An abnormality in sensory symptoms can be a positive or a negative phenomenon. Numbness is a term used to denote a negative phenomenon, while paresthesia and dysesthesia are the general terms used to denote a positive phenomenon. Demonstration of numbness upon physical examination indicates that there is damage in at least half of the structure of the peripheral nerve innervating a site or region. Paresthesia refers to tingling or pins-and-needles sensation, whereas dysesthesia generally refers to all types of abnormal sensations whether a stimulus is present or not. Positive phenomena result from an excessive activity in the peripheral or central sensory pathway, and these are not necessarily associated with loss of sensation.
Primary sensation components include pain, thermal sensation, touch, vibration, and joint position. Other terms used for specific sensory abnormalities with negative phenomena are hypesthesia, anesthesia, and hypalgesia or analgesia. Hypesthesia refers to the reduction of pressure, light touch, and warm or cold temperature. Anesthesia refers to the absence of pressure, light touch, warm or cold temperature, and pinprick cutaneous sensation. Hypalgesia or analgesia refers to the reduced or absence of pain perception.
A lot of nerves innervate different parts of the body. Compression or irritation of a branch of a nerve innervating the hands may cause hand numbness. The same is true with the branch of a nerve innervating other regions of the body.
This condition is generally harmless, but it may occasionally be life threatening.
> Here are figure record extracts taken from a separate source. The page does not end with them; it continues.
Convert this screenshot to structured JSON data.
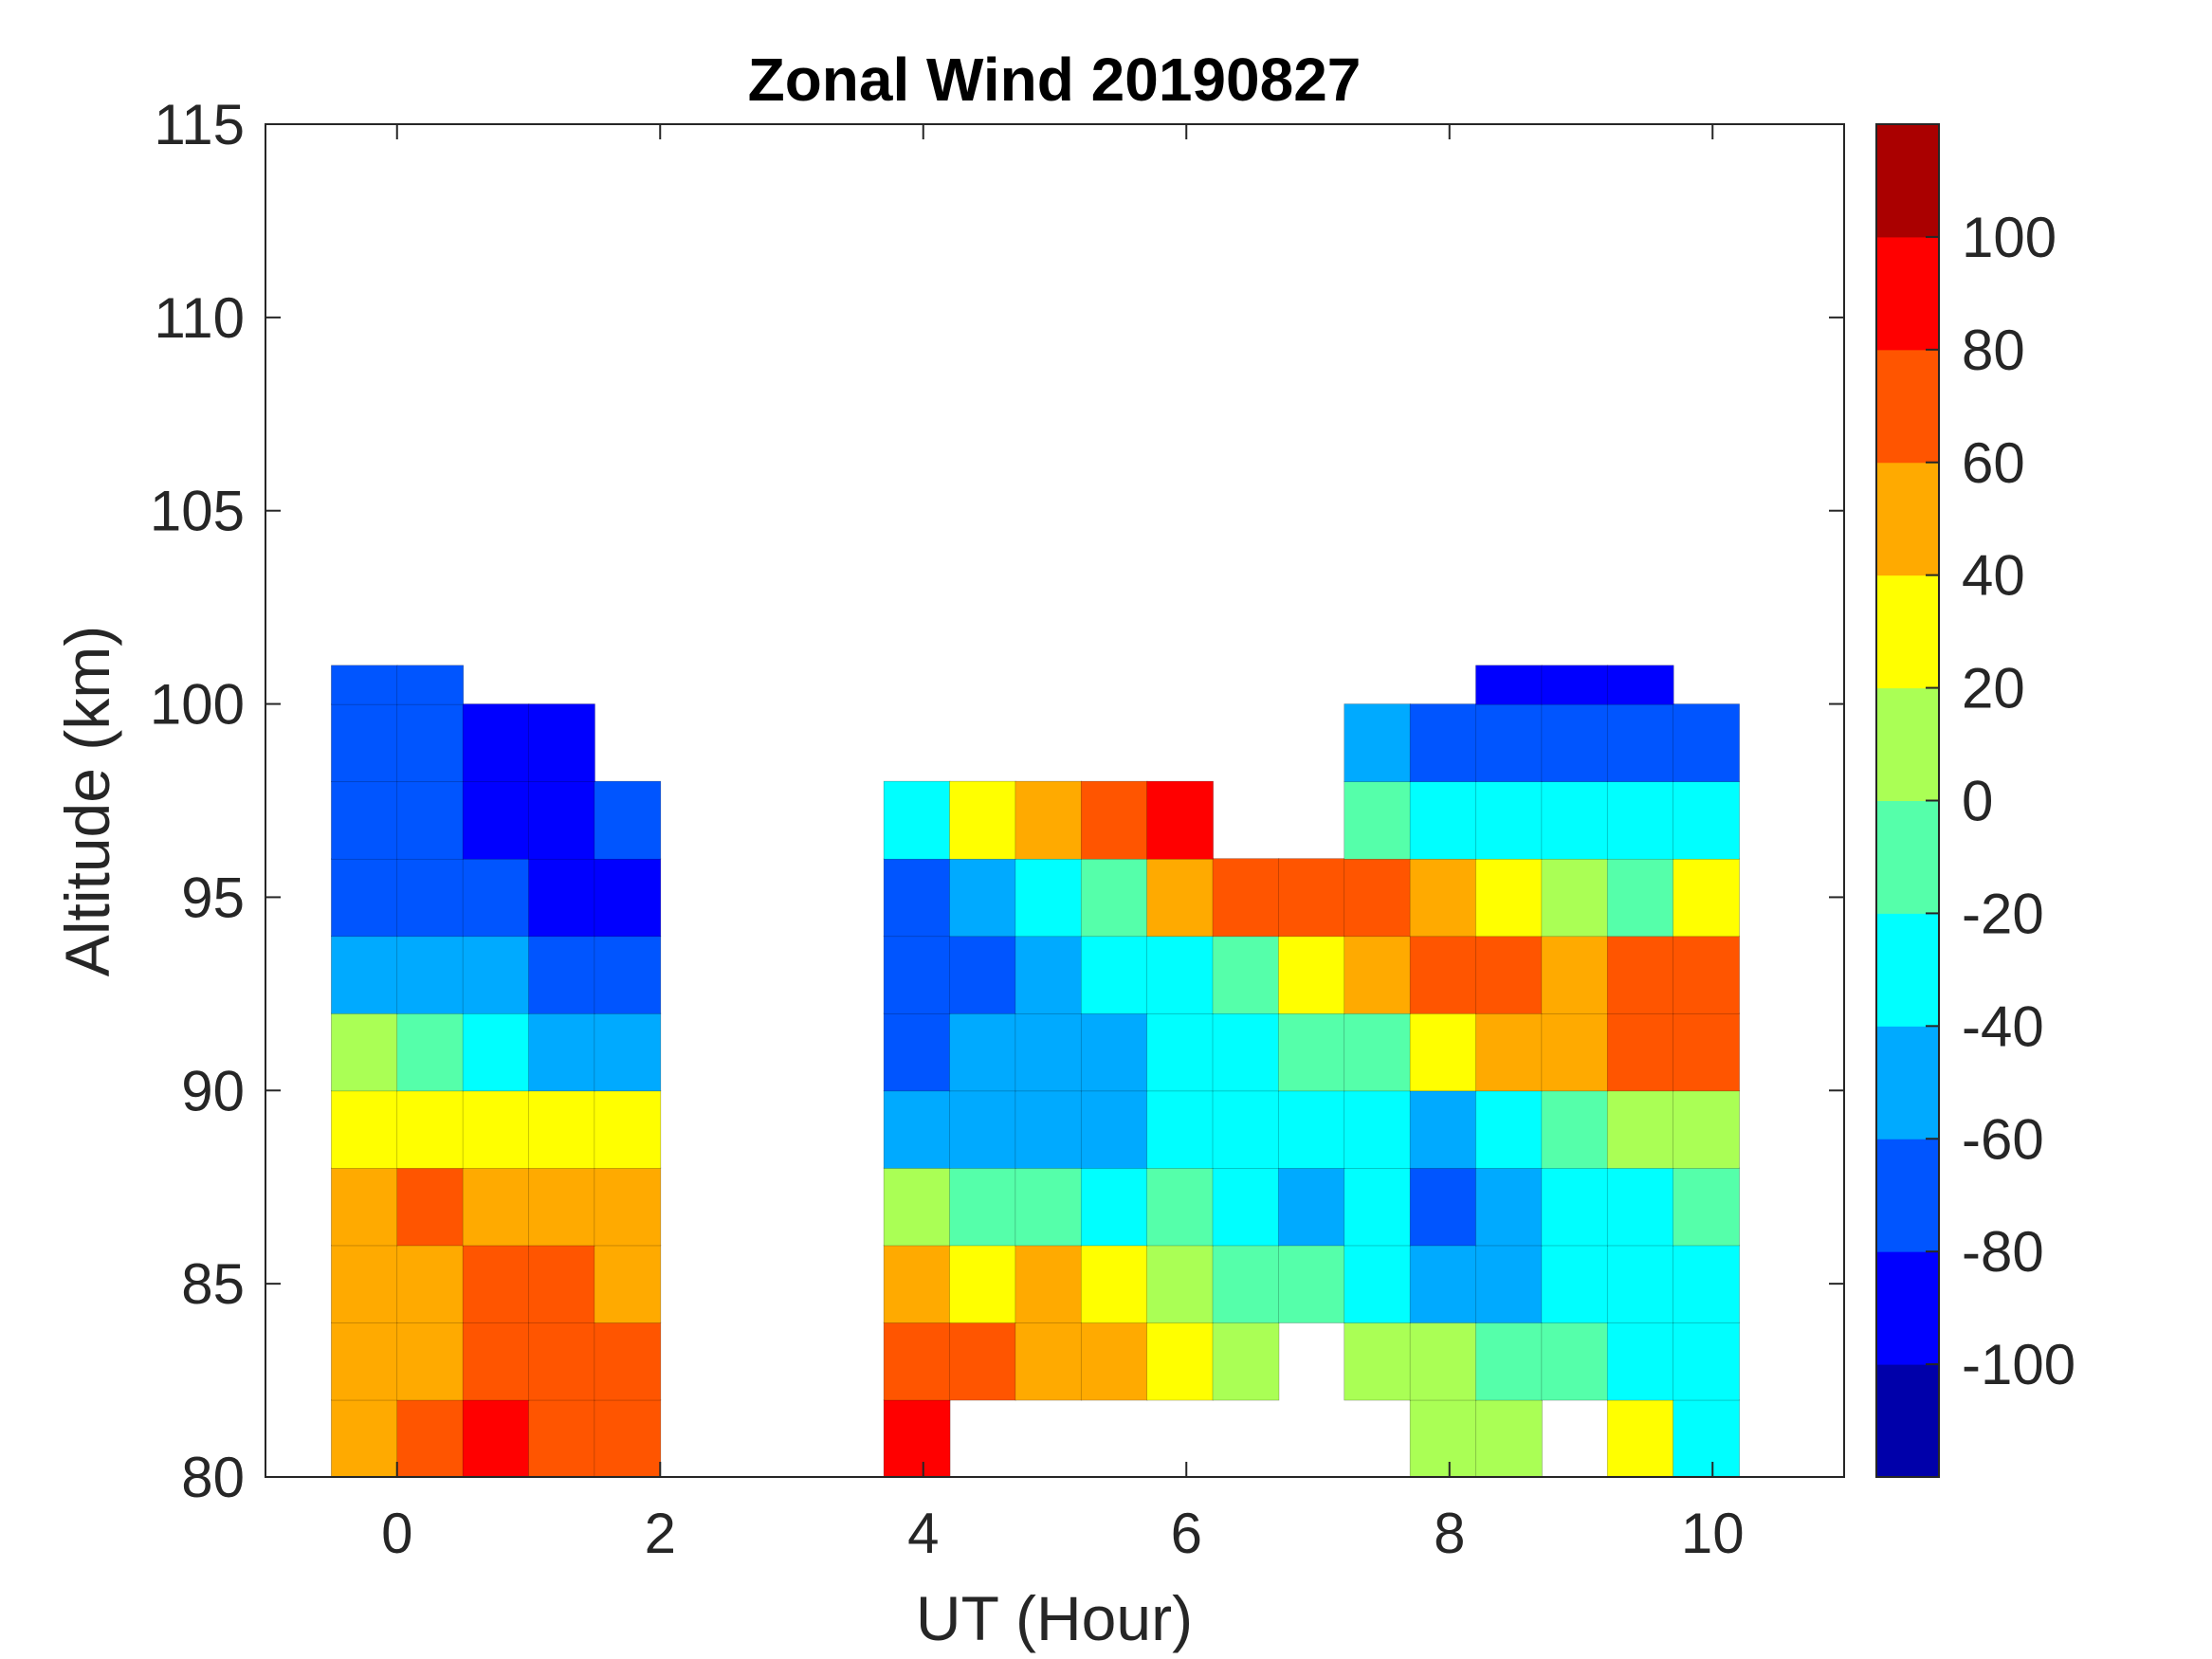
{
  "chart_data": {
    "type": "heatmap",
    "subtype": "filled-contour",
    "title": "Zonal Wind 20190827",
    "xlabel": "UT (Hour)",
    "ylabel": "Altitude (km)",
    "xlim": [
      -1,
      11
    ],
    "ylim": [
      80,
      115
    ],
    "xticks": [
      0,
      2,
      4,
      6,
      8,
      10
    ],
    "yticks": [
      80,
      85,
      90,
      95,
      100,
      105,
      110,
      115
    ],
    "colorbar": {
      "range": [
        -120,
        120
      ],
      "ticks": [
        -100,
        -80,
        -60,
        -40,
        -20,
        0,
        20,
        40,
        60,
        80,
        100
      ],
      "levels": [
        -120,
        -100,
        -80,
        -60,
        -40,
        -20,
        0,
        20,
        40,
        60,
        80,
        100,
        120
      ],
      "colors": [
        "#0000aa",
        "#0000ff",
        "#0055ff",
        "#00aaff",
        "#00ffff",
        "#55ffaa",
        "#aaff55",
        "#ffff00",
        "#ffaa00",
        "#ff5500",
        "#ff0000",
        "#aa0000"
      ]
    },
    "x_edges": [
      -0.5,
      0,
      0.5,
      1,
      1.5,
      2.0,
      3.7,
      4.2,
      4.7,
      5.2,
      5.7,
      6.2,
      6.7,
      7.2,
      7.7,
      8.2,
      8.7,
      9.2,
      9.7,
      10.2
    ],
    "y_edges": [
      80,
      82,
      84,
      86,
      88,
      90,
      92,
      94,
      96,
      98,
      100,
      101
    ],
    "values": [
      [
        50,
        60,
        80,
        60,
        70,
        null,
        80,
        null,
        null,
        null,
        null,
        null,
        null,
        null,
        10,
        0,
        null,
        20,
        -40
      ],
      [
        40,
        50,
        70,
        70,
        60,
        null,
        70,
        60,
        50,
        50,
        30,
        10,
        null,
        10,
        0,
        -20,
        -20,
        -30,
        -30
      ],
      [
        40,
        50,
        60,
        60,
        50,
        null,
        40,
        30,
        40,
        30,
        10,
        -10,
        -10,
        -30,
        -60,
        -50,
        -40,
        -40,
        -30
      ],
      [
        50,
        60,
        50,
        50,
        40,
        null,
        0,
        -10,
        -20,
        -30,
        -20,
        -40,
        -50,
        -40,
        -70,
        -60,
        -40,
        -30,
        -20
      ],
      [
        30,
        30,
        30,
        20,
        20,
        null,
        -50,
        -50,
        -50,
        -60,
        -40,
        -30,
        -30,
        -40,
        -50,
        -40,
        -20,
        0,
        10
      ],
      [
        0,
        -20,
        -40,
        -50,
        -50,
        null,
        -70,
        -60,
        -60,
        -50,
        -40,
        -30,
        -20,
        -20,
        20,
        40,
        50,
        70,
        70
      ],
      [
        -50,
        -50,
        -60,
        -70,
        -80,
        null,
        -80,
        -70,
        -60,
        -40,
        -30,
        -10,
        30,
        50,
        60,
        60,
        40,
        60,
        60
      ],
      [
        -70,
        -70,
        -80,
        -90,
        -85,
        null,
        -70,
        -60,
        -40,
        -20,
        40,
        70,
        70,
        60,
        50,
        30,
        0,
        -10,
        20
      ],
      [
        -80,
        -80,
        -90,
        -90,
        -80,
        null,
        -40,
        20,
        50,
        70,
        80,
        null,
        null,
        -20,
        -40,
        -30,
        -40,
        -40,
        -40
      ],
      [
        -70,
        -80,
        -90,
        -90,
        null,
        null,
        null,
        null,
        null,
        null,
        null,
        null,
        null,
        -60,
        -70,
        -80,
        -80,
        -80,
        -70
      ],
      [
        -70,
        -75,
        null,
        null,
        null,
        null,
        null,
        null,
        null,
        null,
        null,
        null,
        null,
        null,
        null,
        -85,
        -90,
        -90,
        null
      ]
    ]
  }
}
It can be caused by injury to the nerve by trauma, infection, or pressure from tumors or enlarged blood vessels, as well as by certain medications, radiation therapy, and lack of vitamin B12. Medical conditions that cause numbness include diabetes mellitus, multiple sclerosis, carpal tunnel syndrome, migraines, seizures, and stroke. What is important for an individual with this condition is to know when to consult a doctor. If it begins suddenly, involves an entire upper or lower extremity, follows a recent head trauma, or is accompanied with weakness, paralysis, confusion, dizziness, difficulty in talking, sudden or severe headaches, medical care should be sought immediately.